Tool tips are those little popup windows that appear when you 
rest your mouse pointer over a control such as a button or list. 
All Swing components support tool tips. To establish a tool tip 
for a control, call setToolTipText() for the component. When a 
user rests the mouse pointer over the control, the tool tip 
automatically appears. Typically, you want one text string
for an entire component. But there can be times when you want
the text to be more flexible. For instance, in the case of a 
JList, JTree, or JTable component, you might want to display tool 
tip text based on which list entry, tree node, or table cell the 
mouse pointer is over. How can you customize the text?

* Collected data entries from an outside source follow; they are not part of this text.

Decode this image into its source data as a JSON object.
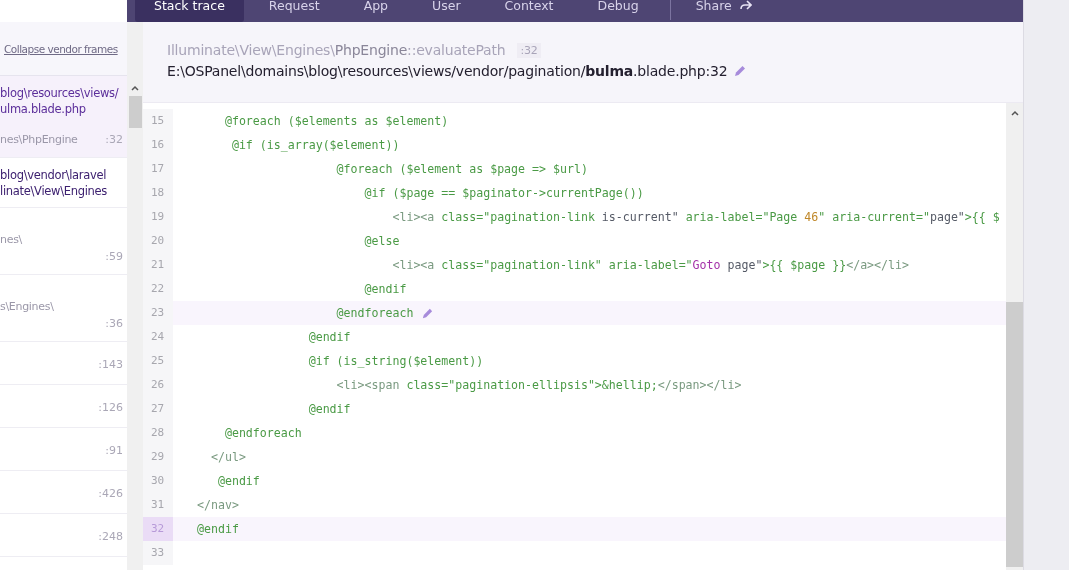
{
  "tabs": [
    {
      "label": "Stack trace",
      "selected": true
    },
    {
      "label": "Request",
      "selected": false
    },
    {
      "label": "App",
      "selected": false
    },
    {
      "label": "User",
      "selected": false
    },
    {
      "label": "Context",
      "selected": false
    },
    {
      "label": "Debug",
      "selected": false
    }
  ],
  "share": {
    "label": "Share"
  },
  "sidebar": {
    "collapse_link": "Collapse vendor frames",
    "frames": [
      {
        "selected": true,
        "path": [
          "blog\\resources\\views/",
          "ulma.blade.php"
        ],
        "class": "nes\\PhpEngine",
        "line": ":32"
      },
      {
        "selected": false,
        "path": [
          "blog\\vendor\\laravel",
          "linate\\View\\Engines"
        ]
      },
      {
        "selected": false,
        "class": "nes\\",
        "line": ":59"
      },
      {
        "selected": false,
        "class": "s\\Engines\\",
        "line": ":36"
      },
      {
        "selected": false,
        "line": ":143"
      },
      {
        "selected": false,
        "line": ":126"
      },
      {
        "selected": false,
        "line": ":91"
      },
      {
        "selected": false,
        "line": ":426"
      },
      {
        "selected": false,
        "line": ":248"
      }
    ]
  },
  "frame_header": {
    "namespace": "Illuminate\\View\\Engines\\",
    "class": "PhpEngine",
    "method": "::evaluatePath",
    "line": ":32",
    "path": "E:\\OSPanel\\domains\\blog\\resources\\views/vendor/pagination/**bulma**.blade.php:32"
  },
  "code": {
    "lines": [
      {
        "number": "15",
        "selected": false,
        "edit": false,
        "parts": [
          {
            "kind": "code",
            "text": "    @foreach ($elements as $element)"
          }
        ]
      },
      {
        "number": "16",
        "selected": false,
        "edit": false,
        "parts": [
          {
            "kind": "code",
            "text": "     @if (is_array($element))"
          }
        ]
      },
      {
        "number": "17",
        "selected": false,
        "edit": false,
        "parts": [
          {
            "kind": "code",
            "text": "                    @foreach ($element as $page => $url)"
          }
        ]
      },
      {
        "number": "18",
        "selected": false,
        "edit": false,
        "parts": [
          {
            "kind": "code",
            "text": "                        @if ($page == $paginator->currentPage())"
          }
        ]
      },
      {
        "number": "19",
        "selected": false,
        "edit": false,
        "parts": [
          {
            "kind": "tag",
            "text": "                            <li><a "
          },
          {
            "kind": "code",
            "text": "class=\"pagination-link "
          },
          {
            "kind": "plain",
            "text": "is-current\" "
          },
          {
            "kind": "code",
            "text": "aria-label=\"Page "
          },
          {
            "kind": "num",
            "text": "46"
          },
          {
            "kind": "code",
            "text": "\" aria-current=\""
          },
          {
            "kind": "plain",
            "text": "page\""
          },
          {
            "kind": "code",
            "text": ">{{ $"
          }
        ]
      },
      {
        "number": "20",
        "selected": false,
        "edit": false,
        "parts": [
          {
            "kind": "code",
            "text": "                        @else"
          }
        ]
      },
      {
        "number": "21",
        "selected": false,
        "edit": false,
        "parts": [
          {
            "kind": "tag",
            "text": "                            <li><a "
          },
          {
            "kind": "code",
            "text": "class=\"pagination-link\" aria-label=\""
          },
          {
            "kind": "kw",
            "text": "Goto"
          },
          {
            "kind": "plain",
            "text": " page\""
          },
          {
            "kind": "code",
            "text": ">{{ $page }}"
          },
          {
            "kind": "tag",
            "text": "</a></li>"
          }
        ]
      },
      {
        "number": "22",
        "selected": false,
        "edit": false,
        "parts": [
          {
            "kind": "code",
            "text": "                        @endif"
          }
        ]
      },
      {
        "number": "23",
        "selected": false,
        "edit": true,
        "parts": [
          {
            "kind": "code",
            "text": "                    @endforeach"
          }
        ]
      },
      {
        "number": "24",
        "selected": false,
        "edit": false,
        "parts": [
          {
            "kind": "code",
            "text": "                @endif"
          }
        ]
      },
      {
        "number": "25",
        "selected": false,
        "edit": false,
        "parts": [
          {
            "kind": "code",
            "text": "                @if (is_string($element))"
          }
        ]
      },
      {
        "number": "26",
        "selected": false,
        "edit": false,
        "parts": [
          {
            "kind": "tag",
            "text": "                    <li><span "
          },
          {
            "kind": "code",
            "text": "class=\"pagination-ellipsis\">&hellip;"
          },
          {
            "kind": "tag",
            "text": "</span></li>"
          }
        ]
      },
      {
        "number": "27",
        "selected": false,
        "edit": false,
        "parts": [
          {
            "kind": "code",
            "text": "                @endif"
          }
        ]
      },
      {
        "number": "28",
        "selected": false,
        "edit": false,
        "parts": [
          {
            "kind": "code",
            "text": "    @endforeach"
          }
        ]
      },
      {
        "number": "29",
        "selected": false,
        "edit": false,
        "parts": [
          {
            "kind": "tag",
            "text": "  </ul>"
          }
        ]
      },
      {
        "number": "30",
        "selected": false,
        "edit": false,
        "parts": [
          {
            "kind": "code",
            "text": "   @endif"
          }
        ]
      },
      {
        "number": "31",
        "selected": false,
        "edit": false,
        "parts": [
          {
            "kind": "tag",
            "text": "</nav>"
          }
        ]
      },
      {
        "number": "32",
        "selected": true,
        "edit": false,
        "parts": [
          {
            "kind": "code",
            "text": "@endif"
          }
        ]
      },
      {
        "number": "33",
        "selected": false,
        "edit": false
      }
    ]
  }
}
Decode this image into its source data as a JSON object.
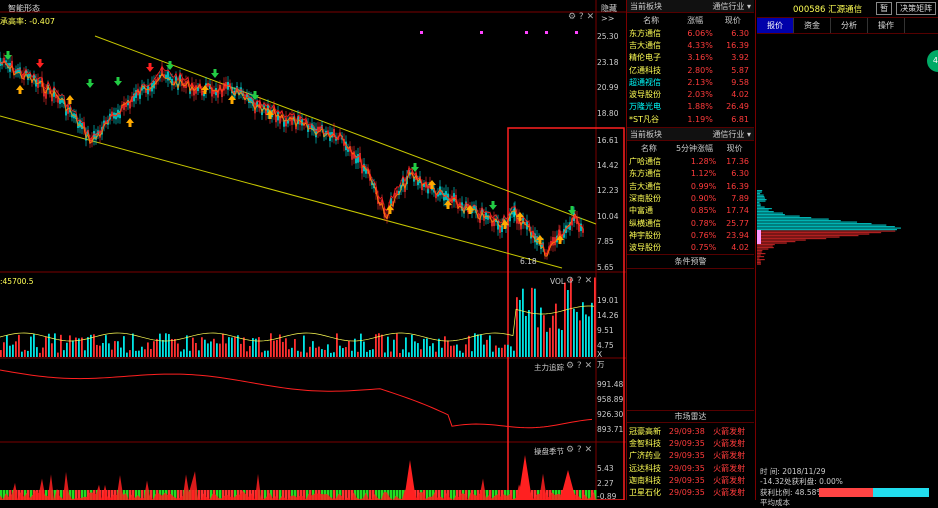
{
  "chart": {
    "title": "智能形态",
    "subtitle": "承高率: -0.407",
    "collapse_label": "隐藏>>",
    "price_ticks": [
      "25.30",
      "23.18",
      "20.99",
      "18.80",
      "16.61",
      "14.42",
      "12.23",
      "10.04",
      "7.85",
      "5.65"
    ],
    "low_label": "6.18",
    "volume_label": ":45700.5",
    "vol_panel_title": "VOL",
    "vol_ticks": [
      "19.01",
      "14.26",
      "9.51",
      "4.75"
    ],
    "vol_unit": "X万",
    "main_panel_title": "主力追踪",
    "main_ticks": [
      "991.48",
      "958.89",
      "926.30",
      "893.71"
    ],
    "season_panel_title": "操盘季节",
    "season_ticks": [
      "5.43",
      "2.27",
      "-0.89"
    ]
  },
  "sector1": {
    "header_left": "当前板块",
    "header_right": "通信行业",
    "col_name": "名称",
    "col_pct": "涨幅",
    "col_price": "现价",
    "rows": [
      {
        "name": "东方通信",
        "pct": "6.06%",
        "price": "6.30"
      },
      {
        "name": "吉大通信",
        "pct": "4.33%",
        "price": "16.39"
      },
      {
        "name": "精伦电子",
        "pct": "3.16%",
        "price": "3.92"
      },
      {
        "name": "亿通科技",
        "pct": "2.80%",
        "price": "5.87"
      },
      {
        "name": "超通视信",
        "pct": "2.13%",
        "price": "9.58"
      },
      {
        "name": "波导股份",
        "pct": "2.03%",
        "price": "4.02"
      },
      {
        "name": "万隆光电",
        "pct": "1.88%",
        "price": "26.49"
      },
      {
        "name": "*ST凡谷",
        "pct": "1.19%",
        "price": "6.81"
      }
    ]
  },
  "sector2": {
    "header_left": "当前板块",
    "header_right": "通信行业",
    "col_name": "名称",
    "col_pct": "5分钟涨幅",
    "col_price": "现价",
    "rows": [
      {
        "name": "广哈通信",
        "pct": "1.28%",
        "price": "17.36"
      },
      {
        "name": "东方通信",
        "pct": "1.12%",
        "price": "6.30"
      },
      {
        "name": "吉大通信",
        "pct": "0.99%",
        "price": "16.39"
      },
      {
        "name": "深南股份",
        "pct": "0.90%",
        "price": "7.89"
      },
      {
        "name": "中富通",
        "pct": "0.85%",
        "price": "17.74"
      },
      {
        "name": "纵横通信",
        "pct": "0.78%",
        "price": "25.77"
      },
      {
        "name": "神宇股份",
        "pct": "0.76%",
        "price": "23.94"
      },
      {
        "name": "波导股份",
        "pct": "0.75%",
        "price": "4.02"
      }
    ],
    "footer": "条件预警"
  },
  "radar": {
    "title": "市场雷达",
    "rows": [
      {
        "name": "冠豪高新",
        "time": "29/09:38",
        "event": "火箭发射"
      },
      {
        "name": "金智科技",
        "time": "29/09:35",
        "event": "火箭发射"
      },
      {
        "name": "广济药业",
        "time": "29/09:35",
        "event": "火箭发射"
      },
      {
        "name": "远达科技",
        "time": "29/09:35",
        "event": "火箭发射"
      },
      {
        "name": "迦南科技",
        "time": "29/09:35",
        "event": "火箭发射"
      },
      {
        "name": "卫星石化",
        "time": "29/09:35",
        "event": "火箭发射"
      }
    ]
  },
  "stock": {
    "code_name": "000586 汇源通信",
    "btn1": "暂",
    "btn2": "决策矩阵",
    "tabs": [
      "报价",
      "资金",
      "分析",
      "操作"
    ],
    "side_badge": "40",
    "time_label": "时",
    "date_label": "间: 2018/11/29",
    "profit_line": "-14.32处获利盘: 0.00%",
    "ratio_line": "获利比例: 48.58%",
    "cost_line": "平均成本"
  }
}
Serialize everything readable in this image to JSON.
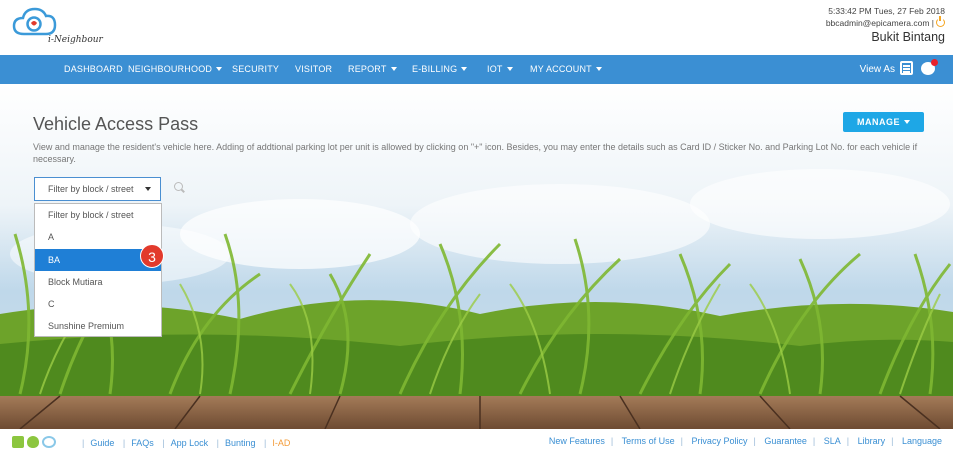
{
  "header": {
    "logo_text": "i-Neighbour",
    "datetime": "5:33:42 PM Tues, 27 Feb 2018",
    "email": "bbcadmin@epicamera.com |",
    "location": "Bukit Bintang"
  },
  "nav": {
    "items": [
      {
        "label": "DASHBOARD",
        "dropdown": false
      },
      {
        "label": "NEIGHBOURHOOD",
        "dropdown": true
      },
      {
        "label": "SECURITY",
        "dropdown": false
      },
      {
        "label": "VISITOR",
        "dropdown": false
      },
      {
        "label": "REPORT",
        "dropdown": true
      },
      {
        "label": "E-BILLING",
        "dropdown": true
      },
      {
        "label": "IOT",
        "dropdown": true
      },
      {
        "label": "MY ACCOUNT",
        "dropdown": true
      }
    ],
    "view_as": "View As"
  },
  "main": {
    "title": "Vehicle Access Pass",
    "description": "View and manage the resident's vehicle here. Adding of addtional parking lot per unit is allowed by clicking on \"+\" icon. Besides, you may enter the details such as Card ID / Sticker No. and Parking Lot No. for each vehicle if necessary.",
    "manage_label": "MANAGE",
    "filter": {
      "selected": "Filter by block / street",
      "options": [
        "Filter by block / street",
        "A",
        "BA",
        "Block Mutiara",
        "C",
        "Sunshine Premium"
      ],
      "highlighted": "BA"
    },
    "step_badge": "3"
  },
  "footer": {
    "left_links": [
      "Guide",
      "FAQs",
      "App Lock",
      "Bunting",
      "I-AD"
    ],
    "right_links": [
      "New Features",
      "Terms of Use",
      "Privacy Policy",
      "Guarantee",
      "SLA",
      "Library",
      "Language"
    ]
  },
  "colors": {
    "nav_bg": "#3b8fd3",
    "manage_btn": "#1ea7e6",
    "selected_option": "#1f7fd6",
    "badge": "#e23a2c"
  },
  "icons": [
    "cloud-logo-icon",
    "power-icon",
    "list-icon",
    "chat-icon",
    "search-icon",
    "android-icon",
    "apple-icon",
    "cloud-icon"
  ]
}
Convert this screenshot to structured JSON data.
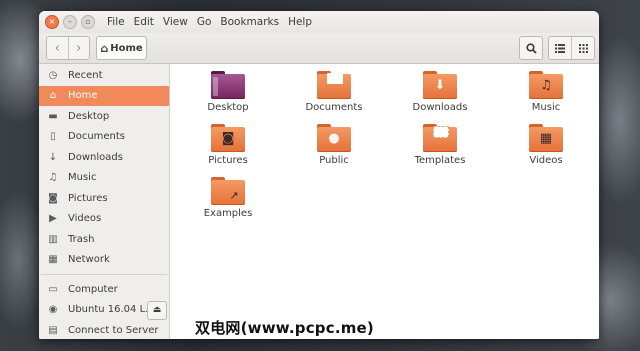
{
  "menu": [
    "File",
    "Edit",
    "View",
    "Go",
    "Bookmarks",
    "Help"
  ],
  "toolbar": {
    "back_icon": "chevron-left-icon",
    "forward_icon": "chevron-right-icon",
    "path_label": "Home",
    "search_icon": "search-icon",
    "list_view_icon": "list-view-icon",
    "grid_view_icon": "grid-view-icon"
  },
  "sidebar": {
    "places": [
      {
        "label": "Recent",
        "icon": "clock-icon"
      },
      {
        "label": "Home",
        "icon": "home-icon",
        "active": true
      },
      {
        "label": "Desktop",
        "icon": "desktop-icon"
      },
      {
        "label": "Documents",
        "icon": "document-icon"
      },
      {
        "label": "Downloads",
        "icon": "download-icon"
      },
      {
        "label": "Music",
        "icon": "music-icon"
      },
      {
        "label": "Pictures",
        "icon": "camera-icon"
      },
      {
        "label": "Videos",
        "icon": "video-icon"
      },
      {
        "label": "Trash",
        "icon": "trash-icon"
      }
    ],
    "network": {
      "label": "Network",
      "icon": "network-icon"
    },
    "devices": [
      {
        "label": "Computer",
        "icon": "computer-icon"
      },
      {
        "label": "Ubuntu 16.04 L...",
        "icon": "disc-icon"
      },
      {
        "label": "Connect to Server",
        "icon": "server-icon"
      }
    ]
  },
  "files": [
    {
      "label": "Desktop",
      "icon": "desktop-folder-icon"
    },
    {
      "label": "Documents",
      "icon": "documents-folder-icon"
    },
    {
      "label": "Downloads",
      "icon": "downloads-folder-icon"
    },
    {
      "label": "Music",
      "icon": "music-folder-icon"
    },
    {
      "label": "Pictures",
      "icon": "pictures-folder-icon"
    },
    {
      "label": "Public",
      "icon": "public-folder-icon"
    },
    {
      "label": "Templates",
      "icon": "templates-folder-icon"
    },
    {
      "label": "Videos",
      "icon": "videos-folder-icon"
    },
    {
      "label": "Examples",
      "icon": "examples-folder-icon"
    }
  ],
  "watermark": "双电网(www.pcpc.me)",
  "colors": {
    "accent": "#f18a5a",
    "folder": "#e5713a",
    "desktop_folder": "#77215e"
  }
}
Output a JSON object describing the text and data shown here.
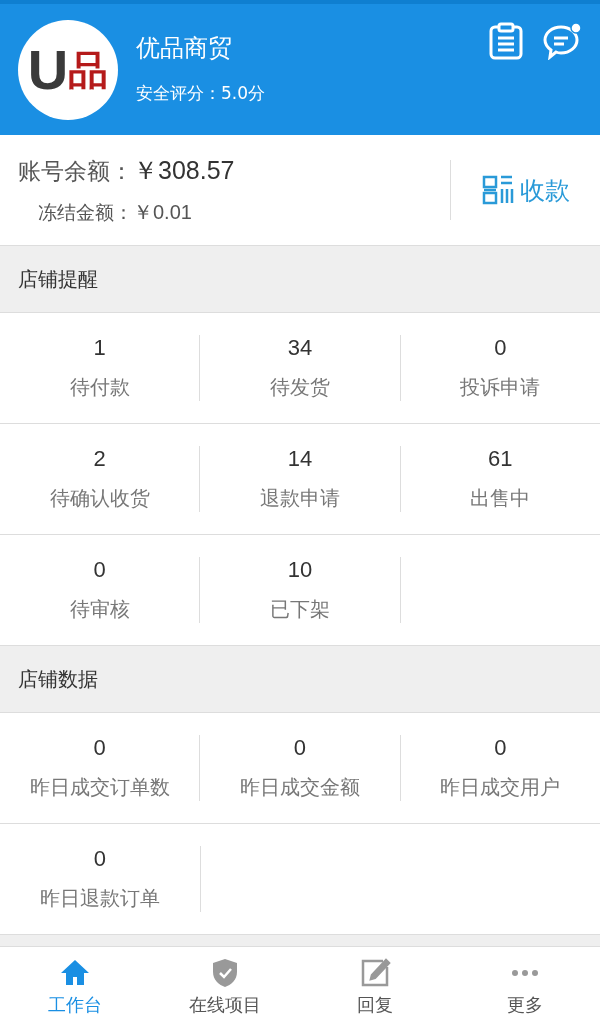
{
  "header": {
    "logo": {
      "letter": "U",
      "mark": "品"
    },
    "shop_name": "优品商贸",
    "rating": "安全评分：5.0分",
    "message_unread": true
  },
  "account": {
    "balance_label": "账号余额：",
    "balance": "￥308.57",
    "frozen_label": "冻结金额：",
    "frozen": "￥0.01",
    "collect_button": "收款"
  },
  "sections": [
    {
      "title": "店铺提醒",
      "cells": [
        {
          "value": "1",
          "label": "待付款"
        },
        {
          "value": "34",
          "label": "待发货"
        },
        {
          "value": "0",
          "label": "投诉申请"
        },
        {
          "value": "2",
          "label": "待确认收货"
        },
        {
          "value": "14",
          "label": "退款申请"
        },
        {
          "value": "61",
          "label": "出售中"
        },
        {
          "value": "0",
          "label": "待审核"
        },
        {
          "value": "10",
          "label": "已下架"
        }
      ]
    },
    {
      "title": "店铺数据",
      "cells": [
        {
          "value": "0",
          "label": "昨日成交订单数"
        },
        {
          "value": "0",
          "label": "昨日成交金额"
        },
        {
          "value": "0",
          "label": "昨日成交用户"
        },
        {
          "value": "0",
          "label": "昨日退款订单"
        }
      ]
    }
  ],
  "tab_bar": [
    {
      "kind": "home",
      "label": "工作台",
      "selected": true
    },
    {
      "kind": "shield",
      "label": "在线项目",
      "selected": false
    },
    {
      "kind": "edit",
      "label": "回复",
      "selected": false
    },
    {
      "kind": "more",
      "label": "更多",
      "selected": false
    }
  ]
}
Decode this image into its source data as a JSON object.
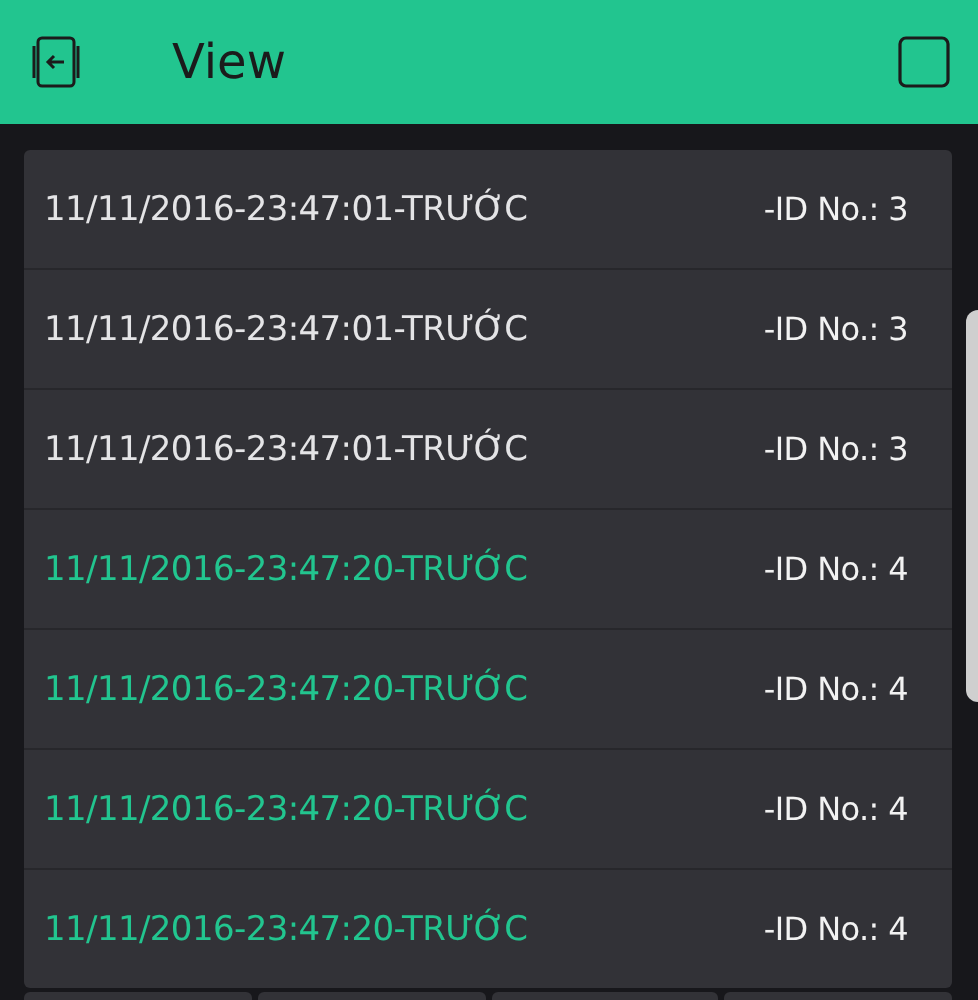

There are two ways you can create custom tool tips for these 
Swing components. You can customize the control and override the 
public String getToolTipText(MouseEvent event) method, or you can 
customize the renderer for the control and let the renderer deal 
with the tool tips. 

If you decide to override the getToolTipText() method, you have 
to understand that the passed-in MouseEvent contains the mouse 
coordinates over the control. It is your responsibility to 
determine what element the cursor is on. Then, you have to look 
up the appropriate tool tip text for the element and return that 
text. You must then manually register the component with the 
ToolTipManager. If you called the setToolTipText() method for the 
control, a call to the registerComponent() method of 
ToolTipManager would have been done for you, but because you 
don't need to call setToolTipText(), you must do the registration 
yourself. 

Here's an example that demonstrates this first approach. The 
example uses the keys for the system properties (such as
java.runtime.name) as the list entries. The example uses the 
property values (such as Java 2, Runtime Environment, Standard 
Edition) as the tool tip text for those entries.

    import java.awt.*;
    import java.awt.event.*;
    import java.util.*;
    import javax.swing.*;

    public class ListTest extends JList {

      DefaultListModel model;
      Properties tipProps;

      public ListTest(Properties props) {
        model = new DefaultListModel();
        setModel(model);
        ToolTipManager.sharedInstance().registerComponent(
                                                 this);

        tipProps = props;
        Enumeration enum = props.propertyNames();
        while (enum.hasMoreElements()) {
          model.addElement(enum.nextElement());
        }
      }
      public String getToolTipText(MouseEvent event) {
        Point p = event.getPoint();
        int location = locationToIndex(p);
        String key = (String)model.getElementAt(
                                            location);
        String tip = tipProps.getProperty(key);
        return tip;
      }
      public static void main (String args[]) {
        JFrame frame = new JFrame("Custom Tips");
        frame.setDefaultCloseOperation(
                                 JFrame.EXIT_ON_CLOSE);
        Properties props = System.getProperties();
        ListTest list = new ListTest(props);
        JScrollPane scrollPane = new JScrollPane(list);
        frame.getContentPane().add(scrollPane);
        frame.setSize(300, 300);
        frame.show();
      }
    }

If you decide instead to customize the cell renderer, you have to 
do a little more work at first, but you don't have to determine 
what element is under the mouse at run time. If you find that the 
tool tips are hardly used, though, this extra work might not be 
necessary. That's because getting cell renderers happens 
frequently, and the tool tip setup happens every time the cell is 
rendered. It might be better to use the first mechanism. 
Essentially, what it involves is calling the setToolTipText() 
method for the cell renderer.

Here's an example that demonstrates the cell renderer approach.
The example is taken from the book "John Zukowski's Definitive 
Guide to Swing for Java 2, Second Edition" published by Apress
(http://www.apress.com/catalog/book/189311578X/).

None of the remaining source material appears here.